La tarde de viernes se tornó lluviosa. Mis padres me dijeron lo mismo de siempre en estos casos: ”Si corres cinco mil metros lloviendo como está, vas a coger una pulmonía”. Día 24 de mayo de hace unos cuantos años, el ayuntamiento de mi ciudad organizó una carrera en honor a la Patrona de mi colegio. La ocasión merecía un buen chapuzón.
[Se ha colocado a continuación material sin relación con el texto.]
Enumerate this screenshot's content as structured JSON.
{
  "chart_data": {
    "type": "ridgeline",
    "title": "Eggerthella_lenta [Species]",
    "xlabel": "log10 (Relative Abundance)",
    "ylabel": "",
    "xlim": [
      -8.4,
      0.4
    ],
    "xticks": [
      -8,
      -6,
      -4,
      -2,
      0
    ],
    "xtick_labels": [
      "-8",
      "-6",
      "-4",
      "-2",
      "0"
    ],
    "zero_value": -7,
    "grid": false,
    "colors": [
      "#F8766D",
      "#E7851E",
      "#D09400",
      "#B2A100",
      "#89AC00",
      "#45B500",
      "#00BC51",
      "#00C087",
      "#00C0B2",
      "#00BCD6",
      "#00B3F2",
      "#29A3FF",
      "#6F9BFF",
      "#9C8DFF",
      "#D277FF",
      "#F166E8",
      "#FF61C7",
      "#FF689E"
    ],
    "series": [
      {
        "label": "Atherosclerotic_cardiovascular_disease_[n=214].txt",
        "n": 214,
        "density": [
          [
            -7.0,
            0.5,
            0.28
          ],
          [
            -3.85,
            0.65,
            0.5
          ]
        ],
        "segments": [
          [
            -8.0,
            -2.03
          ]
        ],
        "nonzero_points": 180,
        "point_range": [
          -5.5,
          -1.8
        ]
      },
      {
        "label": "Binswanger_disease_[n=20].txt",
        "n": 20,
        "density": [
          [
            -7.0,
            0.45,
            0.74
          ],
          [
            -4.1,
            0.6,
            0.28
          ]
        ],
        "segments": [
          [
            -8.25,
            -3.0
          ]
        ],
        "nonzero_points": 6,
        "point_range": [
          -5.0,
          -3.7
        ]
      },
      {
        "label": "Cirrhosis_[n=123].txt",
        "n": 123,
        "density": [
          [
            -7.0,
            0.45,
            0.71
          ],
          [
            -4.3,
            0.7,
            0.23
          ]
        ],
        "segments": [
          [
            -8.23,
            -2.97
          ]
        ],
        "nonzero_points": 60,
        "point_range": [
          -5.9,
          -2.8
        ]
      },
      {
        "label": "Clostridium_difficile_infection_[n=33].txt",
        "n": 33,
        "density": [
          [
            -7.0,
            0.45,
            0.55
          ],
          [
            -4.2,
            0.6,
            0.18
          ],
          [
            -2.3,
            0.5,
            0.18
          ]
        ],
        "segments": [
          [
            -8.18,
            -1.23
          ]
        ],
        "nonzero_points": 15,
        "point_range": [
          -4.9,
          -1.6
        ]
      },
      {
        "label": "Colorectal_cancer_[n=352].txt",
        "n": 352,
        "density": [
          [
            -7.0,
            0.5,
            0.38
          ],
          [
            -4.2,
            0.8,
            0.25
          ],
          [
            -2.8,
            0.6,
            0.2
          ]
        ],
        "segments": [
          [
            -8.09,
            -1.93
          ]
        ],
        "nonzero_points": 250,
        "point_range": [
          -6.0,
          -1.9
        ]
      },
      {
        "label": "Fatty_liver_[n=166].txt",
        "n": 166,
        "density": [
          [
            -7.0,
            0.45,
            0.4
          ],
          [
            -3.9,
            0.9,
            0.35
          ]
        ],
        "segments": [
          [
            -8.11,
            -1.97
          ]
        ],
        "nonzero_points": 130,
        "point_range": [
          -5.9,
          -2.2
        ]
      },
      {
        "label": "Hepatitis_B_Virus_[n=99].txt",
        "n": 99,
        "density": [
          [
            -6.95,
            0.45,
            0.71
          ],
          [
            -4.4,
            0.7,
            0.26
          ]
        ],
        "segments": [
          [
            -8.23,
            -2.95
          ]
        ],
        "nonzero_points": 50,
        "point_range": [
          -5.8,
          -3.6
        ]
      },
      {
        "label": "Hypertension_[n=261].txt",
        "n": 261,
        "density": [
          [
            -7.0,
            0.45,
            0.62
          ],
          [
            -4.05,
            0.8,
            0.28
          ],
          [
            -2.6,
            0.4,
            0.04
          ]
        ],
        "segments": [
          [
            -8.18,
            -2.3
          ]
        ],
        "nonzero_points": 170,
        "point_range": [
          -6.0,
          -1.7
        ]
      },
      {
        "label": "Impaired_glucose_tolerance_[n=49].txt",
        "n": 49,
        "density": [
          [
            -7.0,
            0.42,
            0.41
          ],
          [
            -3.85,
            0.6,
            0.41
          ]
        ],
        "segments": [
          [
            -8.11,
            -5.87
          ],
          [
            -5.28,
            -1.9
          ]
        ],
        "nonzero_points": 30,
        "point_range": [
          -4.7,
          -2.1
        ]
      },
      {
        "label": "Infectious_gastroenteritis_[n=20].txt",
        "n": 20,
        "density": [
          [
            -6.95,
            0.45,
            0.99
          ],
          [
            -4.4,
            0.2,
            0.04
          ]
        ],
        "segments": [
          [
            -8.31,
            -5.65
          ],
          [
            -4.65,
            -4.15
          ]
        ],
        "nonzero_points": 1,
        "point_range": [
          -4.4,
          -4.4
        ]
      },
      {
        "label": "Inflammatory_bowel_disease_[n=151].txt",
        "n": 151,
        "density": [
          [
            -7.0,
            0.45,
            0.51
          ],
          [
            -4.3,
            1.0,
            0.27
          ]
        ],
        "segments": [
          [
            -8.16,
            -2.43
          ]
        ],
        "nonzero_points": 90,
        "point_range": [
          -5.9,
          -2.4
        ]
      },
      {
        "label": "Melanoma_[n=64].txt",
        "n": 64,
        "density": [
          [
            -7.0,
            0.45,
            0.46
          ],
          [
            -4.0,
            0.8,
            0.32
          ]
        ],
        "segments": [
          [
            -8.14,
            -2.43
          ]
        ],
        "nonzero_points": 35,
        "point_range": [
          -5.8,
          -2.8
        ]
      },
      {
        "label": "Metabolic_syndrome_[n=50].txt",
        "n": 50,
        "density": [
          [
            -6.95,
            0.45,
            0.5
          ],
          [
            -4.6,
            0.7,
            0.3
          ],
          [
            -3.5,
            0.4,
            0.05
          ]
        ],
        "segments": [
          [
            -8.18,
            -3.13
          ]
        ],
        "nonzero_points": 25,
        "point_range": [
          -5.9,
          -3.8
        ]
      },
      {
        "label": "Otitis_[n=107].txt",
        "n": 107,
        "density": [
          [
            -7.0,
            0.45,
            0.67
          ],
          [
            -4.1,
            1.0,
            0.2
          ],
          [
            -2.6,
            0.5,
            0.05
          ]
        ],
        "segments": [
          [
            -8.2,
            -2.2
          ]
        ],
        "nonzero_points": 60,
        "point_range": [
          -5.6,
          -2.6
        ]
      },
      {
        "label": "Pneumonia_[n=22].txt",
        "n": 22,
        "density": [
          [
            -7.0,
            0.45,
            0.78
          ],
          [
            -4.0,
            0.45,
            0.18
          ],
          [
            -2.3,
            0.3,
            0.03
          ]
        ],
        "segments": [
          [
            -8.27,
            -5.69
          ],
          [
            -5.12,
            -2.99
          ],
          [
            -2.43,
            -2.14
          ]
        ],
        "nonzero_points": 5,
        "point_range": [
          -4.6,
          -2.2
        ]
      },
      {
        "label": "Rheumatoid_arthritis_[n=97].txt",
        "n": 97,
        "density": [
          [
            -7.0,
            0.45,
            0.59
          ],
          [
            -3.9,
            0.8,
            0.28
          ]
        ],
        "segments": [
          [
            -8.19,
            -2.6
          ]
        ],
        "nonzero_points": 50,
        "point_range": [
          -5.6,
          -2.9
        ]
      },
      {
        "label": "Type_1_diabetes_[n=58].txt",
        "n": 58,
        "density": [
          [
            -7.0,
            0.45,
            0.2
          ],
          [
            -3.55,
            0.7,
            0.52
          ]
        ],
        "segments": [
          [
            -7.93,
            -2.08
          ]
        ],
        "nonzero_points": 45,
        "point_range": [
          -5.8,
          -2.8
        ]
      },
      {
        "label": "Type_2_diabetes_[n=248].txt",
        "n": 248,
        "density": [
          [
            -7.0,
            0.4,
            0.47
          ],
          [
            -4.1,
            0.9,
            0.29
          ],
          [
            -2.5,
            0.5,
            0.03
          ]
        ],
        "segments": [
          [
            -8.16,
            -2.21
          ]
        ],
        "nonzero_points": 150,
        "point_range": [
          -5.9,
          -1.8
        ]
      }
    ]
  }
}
Me gustaba correr, lo hacía bien, estaba en un equipo regional y me motivaba superarme. Era la edad de los compromisos ante los amigos y ante uno mismo. Sabía que me esperaban en la meta y no podía fallar. Tras la salida iba en posiciones de cabeza no quería mirar atrás, pero tropecé y, al hacerlo, me di cuenta de que no venían corredores detrás de nosotros.
Se lo dijimos al policía que abría la carrera, evidentemente se había confundido de camino, y para cuando quisimos regresar la posición no era ni de lejos la misma. Una especie de dolor intenso en los gemelos se unía a una rabia difícil de contener, así que a los pocos metros decidí parar, unas enormes lágrimas se confundían con la lluvia en mis mejillas.
Ese día quedó grabado en mi memoria para siempre pero lo que entonces no sabía era que la vida me guardaba una gran lección envuelta en papel de derrota. Seguí andando hasta la meta y cuando llegué aún entraban corredores resignados a su “humilde” velocidad. Pensé cuántas personas iban detrás de mí que hubiéran sido felices de estar en el lugar en el que yo decidí abandonar.
No sé dónde te encuentras hoy ni lo que pretendes hacer, pero no abandones, sigue, sigue, sigue, adelante. No sabes lo que viene delante y tampoco lo que se encuentra atrás, nunca lo sabrás. Sigue buscando el sentido que ha de acompañar tus pasos. Existe.



Gracias, Edu. No sabes lo bien que me vienen estas palabras, es como si fuera una corredora y escuchara los gritos y aplausos de ánimo del público. Soy de las que sigue adelante y tantas veces he sentido que tenía que tirar la toalla, y no, no la tiro…veréis en un tiempo que pasa por el hecho de no haber tirado la toalla. Gracias de nuevo, Edu.
Tenéis razón yo tampoco desisto y sigo adelante, cuanto más negro está, más ánimo le pongo. Adelante mis valientes!!!
Estoy preparando un proyecto que te va a encantar, lo contaré a todos en próximos días. Un beso
Maravillosa reflexión Eduardo!!!!
Proyecto, proyecto, proyecto!!!
(bocinas y pancartas)
Oé Oeoeoeeeé!!!!
Esta es mi Lola, claro que sí. Las cosas ocurren, tú eliges como te tomas lo que ocurre.